Metabolic Stability Assays

The metabolic stability assays provide a means to measure the rate of disappearance of a test compound over time in either microsomal or hepatocyte incubations, and these data are used to calculate intrinsic clearance. Microsomal assays primarily assess metabolism by the cytochrome P450 system (phase I enzymes) while hepatocyte assays more broadly assess the overall cellular metabolism of the test compound (phase I and phase II enzyme pathways). We provide metabolic stability assays for all small molecule formulations such as pharmaceuticals, industrial chemicals, and consumer products.

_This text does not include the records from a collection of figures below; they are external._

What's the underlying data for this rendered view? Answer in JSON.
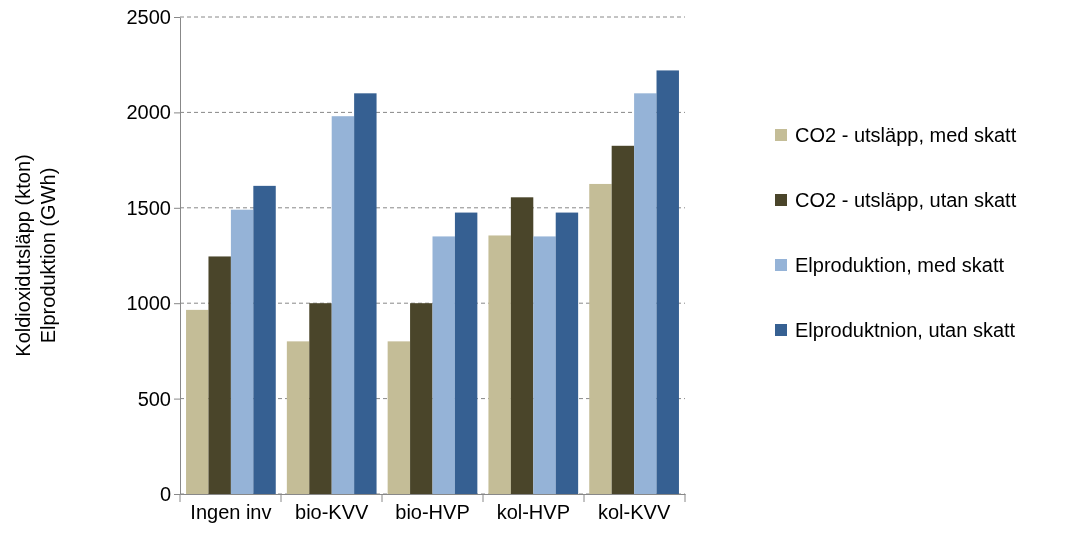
{
  "chart_data": {
    "type": "bar",
    "ylabel": "Koldioxidutsläpp (kton)\nElproduktion (GWh)",
    "categories": [
      "Ingen inv",
      "bio-KVV",
      "bio-HVP",
      "kol-HVP",
      "kol-KVV"
    ],
    "series": [
      {
        "name": "CO2 - utsläpp, med skatt",
        "color": "#c4bd97",
        "values": [
          965,
          800,
          800,
          1355,
          1625
        ]
      },
      {
        "name": "CO2 - utsläpp, utan skatt",
        "color": "#4a452a",
        "values": [
          1245,
          1000,
          1000,
          1555,
          1825
        ]
      },
      {
        "name": "Elproduktion, med skatt",
        "color": "#95b3d7",
        "values": [
          1490,
          1980,
          1350,
          1350,
          2100
        ]
      },
      {
        "name": "Elproduktnion, utan skatt",
        "color": "#366092",
        "values": [
          1615,
          2100,
          1475,
          1475,
          2220
        ]
      }
    ],
    "ylim": [
      0,
      2500
    ],
    "yticks": [
      0,
      500,
      1000,
      1500,
      2000,
      2500
    ],
    "grid": "y",
    "legend": "right"
  }
}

Our hepatocyte stability assays use a genetically modified version of the immortalized human liver cell line HepaRG™, created with our proprietary CompoZr^® zinc finger nuclease (ZFN) technology. Apart from fresh human hepatocytes, HepaRG™ cells are the most metabolically active liver cell line described to date and have the potential for use as a viable surrogate in many functional liver assays, including metabolism and clearance testing, with none of the drawbacks of limited availability and donor-to-donor variation.

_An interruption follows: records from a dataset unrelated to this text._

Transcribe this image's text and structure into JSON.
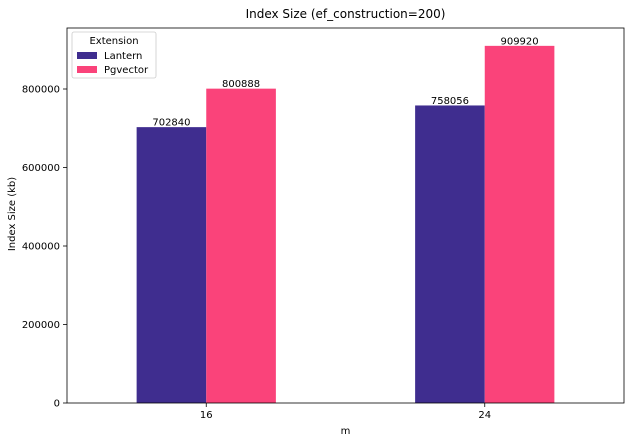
{
  "chart_data": {
    "type": "bar",
    "title": "Index Size (ef_construction=200)",
    "xlabel": "m",
    "ylabel": "Index Size (kb)",
    "categories": [
      "16",
      "24"
    ],
    "series": [
      {
        "name": "Lantern",
        "values": [
          702840,
          758056
        ],
        "color": "#3f2d8f"
      },
      {
        "name": "Pgvector",
        "values": [
          800888,
          909920
        ],
        "color": "#fa437a"
      }
    ],
    "ylim": [
      0,
      955416
    ],
    "yticks": [
      0,
      200000,
      400000,
      600000,
      800000
    ],
    "legend": {
      "title": "Extension",
      "placement": "top-left"
    },
    "grid": false
  }
}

Liver metabolism is the major route for elimination for many drugs in humans and animals. The native ability of hepatic enzymes to metabolize a drug is commonly referred to as “intrinsic clearance” and is used to determine overall hepatic clearance, which takes into account additional factors such as hepatic blood flow and drug/protein binding.

Data from metabolic screening assays allow customers to identify metabolic liabilities early on and focus on the improvement of drug candidates through structure activity relationships.